For local sportfishing advocates, two out of three ain’t bad.
After months of talks between area fishermen and officials on the county’s Marine Resources Committee, the state Department of Fish and Wildlife decided Monday to scrap one of three proposed closures of Whidbey beaches to commercial and recreational salmon harvest.
The original Fish and Wildlife proposal was to create Marine Protected Areas in locations around Admiralty Head and the Keystone Ferry terminal, as well as a crabbing-only area near Scatchet Head on South Whidbey. These MPAs prohibit non-tribal and commercial fishing in order to protect bottomfish such as lingcod and rockfish, whose populations have declined over the last two decades.
On Monday the state elected to withdraw the MPA in Scatchet Head. The Keystone conservation area was recommended as proposed, and Admiralty Head was recommended as a “marine preserve with urchin and sea cucumber harvest left open.”
Island County MRC vice-chairman Tom Roehl said he had “mixed feelings” about the findings. For the most part, Roehl said, he feels the state did well in accommodating the suggestions of residents and officials concerned about the effects the proposed MPAs would have on current fishing practices. However, such praise was not unconditional.
“I wish they had taken our suggestion about Admiralty Head,” Roehl said. “We had suggested that they continue to allow fishing for fish that migrate through the area.”
Roehl said there is some confusion over whether it is OK to fish for salmon at Admiralty Head under certain conditions.
“The way the boundaries are drawn, you could still fish from the shoreline,” he said. “It’s unclear whether they’re trying to allow it or prohibit it.”
However, Fish and Wildlife’s Mary Lou Mills said the Admiralty closure does not apply to the “popular salmon fishing” at Fort Casey State Park but only to that area north of the Seattle Pacific Conference Center.
“I would not recommend you try to fish from that point north,” she said. “Admiralty Head begins at extremely low water.”
The area now is open only to the harvest of urchins and sea cucumbers. Mills added that the area east of the pilings at the Military Wharf is still OK, though west of that demarcation is off limits.
Roehl, for his part, feels the Admiralty Head MPA should be pushed northward, where environmental protection could encompass a larger bed of bull kelp, which provides habitat to rockfish.
“The whole thing would be better if it was moved five miles north,” he said.

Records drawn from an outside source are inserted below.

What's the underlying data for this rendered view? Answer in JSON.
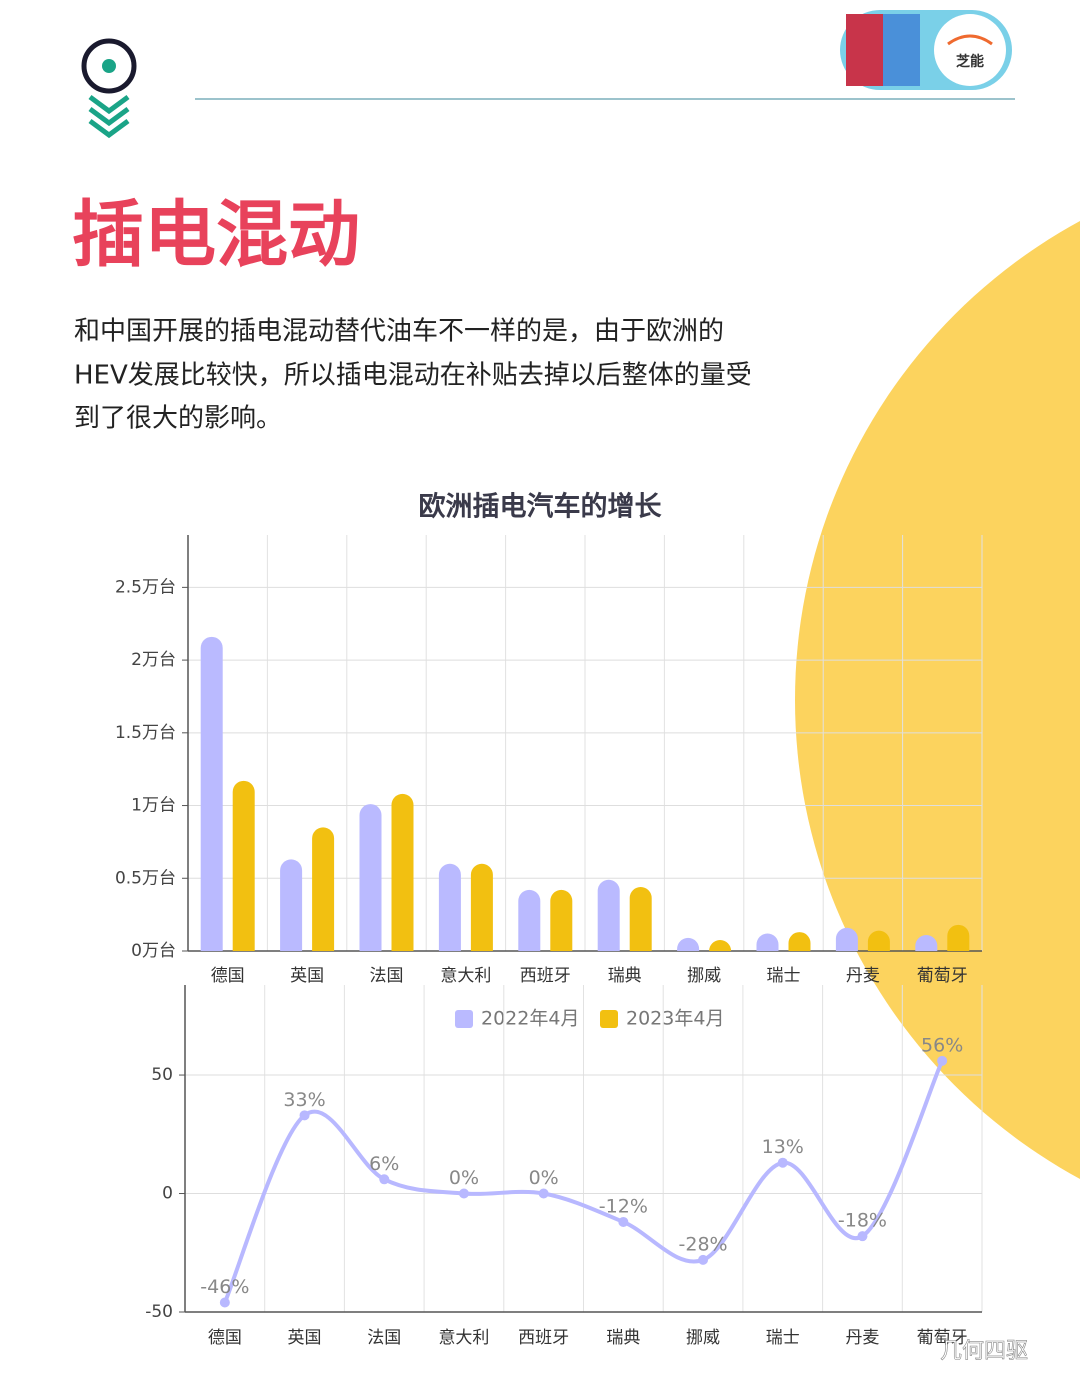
{
  "title": "插电混动",
  "paragraph": [
    "和中国开展的插电混动替代油车不一样的是，由于欧洲的",
    "HEV发展比较快，所以插电混动在补贴去掉以后整体的量受",
    "到了很大的影响。"
  ],
  "badge": "芝能",
  "watermark": "几何四驱",
  "chart_data": [
    {
      "type": "bar",
      "title": "欧洲插电汽车的增长",
      "categories": [
        "德国",
        "英国",
        "法国",
        "意大利",
        "西班牙",
        "瑞典",
        "挪威",
        "瑞士",
        "丹麦",
        "葡萄牙"
      ],
      "series": [
        {
          "name": "2022年4月",
          "color": "#babaff",
          "values": [
            2.16,
            0.63,
            1.01,
            0.6,
            0.42,
            0.49,
            0.09,
            0.12,
            0.16,
            0.11
          ]
        },
        {
          "name": "2023年4月",
          "color": "#f2c011",
          "values": [
            1.17,
            0.85,
            1.08,
            0.6,
            0.42,
            0.44,
            0.06,
            0.13,
            0.14,
            0.18
          ]
        }
      ],
      "ylim": [
        0,
        2.86
      ],
      "yticks": [
        {
          "value": 0,
          "label": "0万台"
        },
        {
          "value": 0.5,
          "label": "0.5万台"
        },
        {
          "value": 1,
          "label": "1万台"
        },
        {
          "value": 1.5,
          "label": "1.5万台"
        },
        {
          "value": 2,
          "label": "2万台"
        },
        {
          "value": 2.5,
          "label": "2.5万台"
        }
      ],
      "grid": true
    },
    {
      "type": "line",
      "categories": [
        "德国",
        "英国",
        "法国",
        "意大利",
        "西班牙",
        "瑞典",
        "挪威",
        "瑞士",
        "丹麦",
        "葡萄牙"
      ],
      "values": [
        -46,
        33,
        6,
        0,
        0,
        -12,
        -28,
        13,
        -18,
        56
      ],
      "value_labels": [
        "-46%",
        "33%",
        "6%",
        "0%",
        "0%",
        "-12%",
        "-28%",
        "13%",
        "-18%",
        "56%"
      ],
      "color": "#b8b8ff",
      "ylim": [
        -50,
        88
      ],
      "yticks": [
        -50,
        0,
        50
      ],
      "grid": true
    }
  ]
}
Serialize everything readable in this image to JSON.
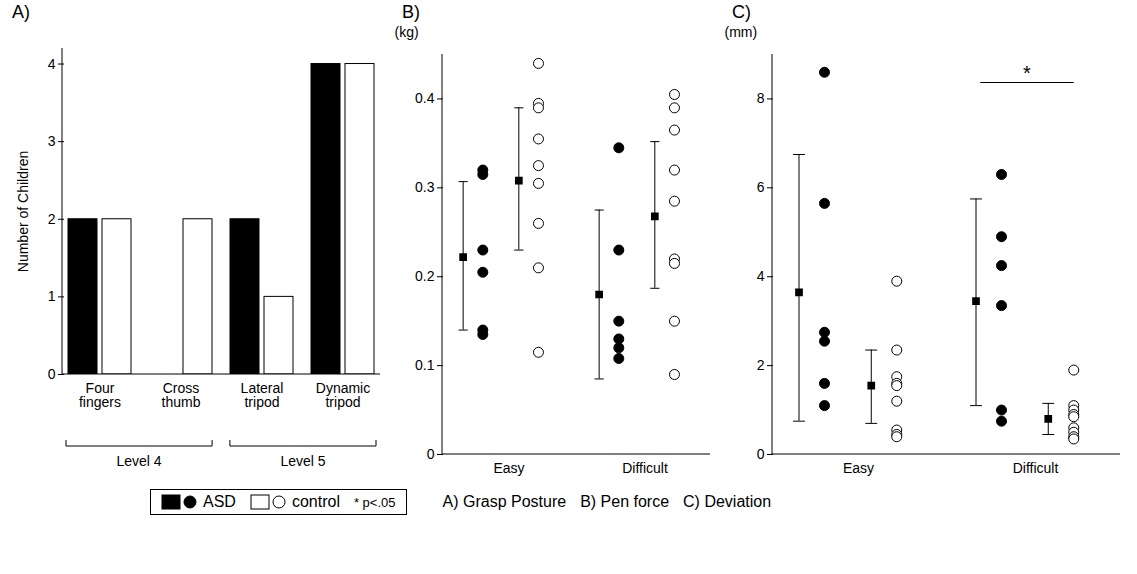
{
  "chart_data": [
    {
      "type": "bar",
      "title": "A)",
      "caption": "A) Grasp Posture",
      "ylabel": "Number of Children",
      "categories": [
        "Four fingers",
        "Cross thumb",
        "Lateral tripod",
        "Dynamic tripod"
      ],
      "series": [
        {
          "name": "ASD",
          "color": "#000000",
          "values": [
            2,
            0,
            2,
            4
          ]
        },
        {
          "name": "control",
          "color": "#ffffff",
          "values": [
            2,
            2,
            1,
            4
          ]
        }
      ],
      "groups": [
        {
          "label": "Level 4",
          "categories": [
            "Four fingers",
            "Cross thumb"
          ]
        },
        {
          "label": "Level 5",
          "categories": [
            "Lateral tripod",
            "Dynamic tripod"
          ]
        }
      ],
      "ylim": [
        0,
        4.2
      ],
      "yticks": [
        0,
        1,
        2,
        3,
        4
      ]
    },
    {
      "type": "scatter",
      "title": "B)",
      "caption": "B) Pen force",
      "ylabel": "(kg)",
      "categories": [
        "Easy",
        "Difficult"
      ],
      "series": [
        {
          "name": "ASD",
          "color": "#000000",
          "marker": "filled_circle",
          "values": [
            [
              0.32,
              0.315,
              0.23,
              0.205,
              0.14,
              0.135
            ],
            [
              0.345,
              0.23,
              0.15,
              0.13,
              0.12,
              0.108
            ]
          ],
          "mean": [
            0.222,
            0.18
          ],
          "error_low": [
            0.14,
            0.085
          ],
          "error_high": [
            0.307,
            0.275
          ]
        },
        {
          "name": "control",
          "color": "#000000",
          "marker": "open_circle",
          "values": [
            [
              0.44,
              0.395,
              0.39,
              0.355,
              0.325,
              0.305,
              0.26,
              0.21,
              0.115
            ],
            [
              0.405,
              0.39,
              0.365,
              0.32,
              0.285,
              0.22,
              0.215,
              0.15,
              0.09
            ]
          ],
          "mean": [
            0.308,
            0.268
          ],
          "error_low": [
            0.23,
            0.187
          ],
          "error_high": [
            0.39,
            0.352
          ]
        }
      ],
      "ylim": [
        0,
        0.45
      ],
      "yticks": [
        0,
        0.1,
        0.2,
        0.3,
        0.4
      ]
    },
    {
      "type": "scatter",
      "title": "C)",
      "caption": "C) Deviation",
      "ylabel": "(mm)",
      "note": "* p<.05",
      "categories": [
        "Easy",
        "Difficult"
      ],
      "series": [
        {
          "name": "ASD",
          "color": "#000000",
          "marker": "filled_circle",
          "values": [
            [
              8.6,
              5.65,
              2.75,
              2.55,
              1.6,
              1.1
            ],
            [
              6.3,
              4.9,
              4.25,
              3.35,
              1.0,
              0.75
            ]
          ],
          "mean": [
            3.65,
            3.45
          ],
          "error_low": [
            0.75,
            1.1
          ],
          "error_high": [
            6.75,
            5.75
          ]
        },
        {
          "name": "control",
          "color": "#000000",
          "marker": "open_circle",
          "values": [
            [
              3.9,
              2.35,
              1.75,
              1.6,
              1.55,
              1.2,
              0.55,
              0.45,
              0.4
            ],
            [
              1.9,
              1.1,
              1.0,
              0.9,
              0.85,
              0.6,
              0.5,
              0.4,
              0.35
            ]
          ],
          "mean": [
            1.55,
            0.8
          ],
          "error_low": [
            0.7,
            0.45
          ],
          "error_high": [
            2.35,
            1.15
          ]
        }
      ],
      "annotations": [
        {
          "text": "*",
          "category": "Difficult"
        }
      ],
      "ylim": [
        0,
        9
      ],
      "yticks": [
        0,
        2,
        4,
        6,
        8
      ]
    }
  ]
}
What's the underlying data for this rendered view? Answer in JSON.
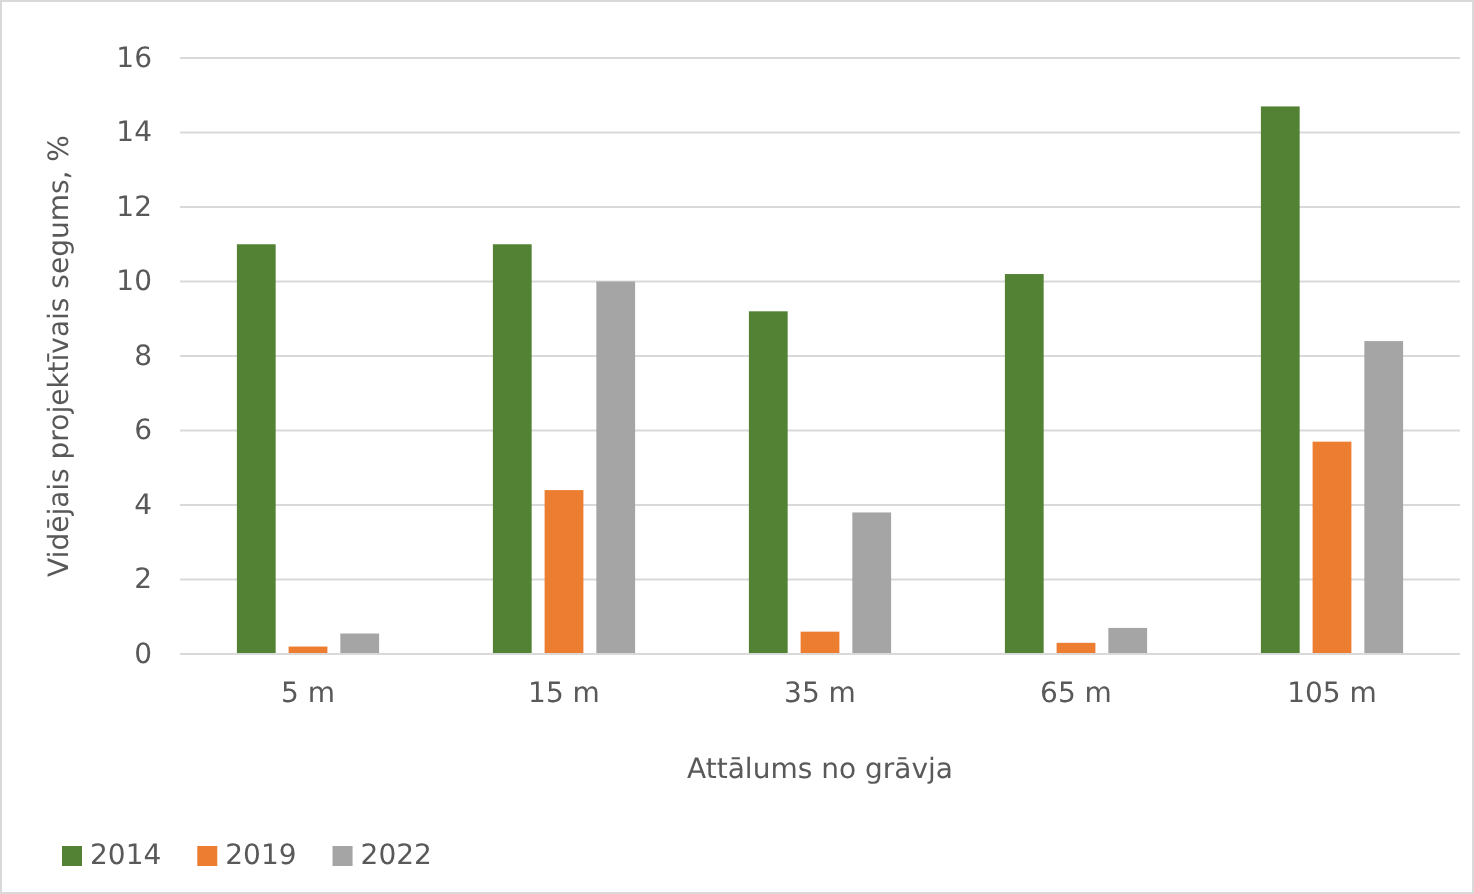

The reasons for the scrapping of the proposed Scatchet Head MPA differ depending on whom you’re talking to. According to Mills, the parameters of the proposed area were too confusing.
“The agency recommendation was that we didn’t have understandable boundaries,” Mills said. “It’s not a place that you can orient to.”
The Island County MRC, while agreeing that the boundaries would be difficult to enforce, has contended all along that the scientific basis for the closure was weak.
“There really wasn’t much science that warranted doing it for the sake of rockfish,” Roehl said, adding that there was not enough evidence that such species are being affected by fishing. “More science is need.”
Roehl said the MPA would be too difficult to enforce because all the boundaries are some distance from the shore.
Fish and Wildlife has received criticism throughout this process for not seeking enough public input on the proposed MPAs. With the push of such organizations as Island County’s MRC, though, a dialogue was struck up between the state and local recreational and commercial fishermen, as well as regional tour boat industries. In the end, such advocacy appears to have had an effect on Monday’s final decisions.
“I think we contributed to it,” Roehl said of the decisions. “They did come to us at the end of the process.”
Roehl pointed out that, upon seeking public input, the state found that it “just received no positive input at all on Scatchet Head,” which may have had a strong input on the decision to withdraw the recommendation.
“Overall, Fish and Wildlife do a good job,” Roehl said. “I guess they could have come to the MRCs a little earlier in the process.”
He said that such will probably be the case in future proposals.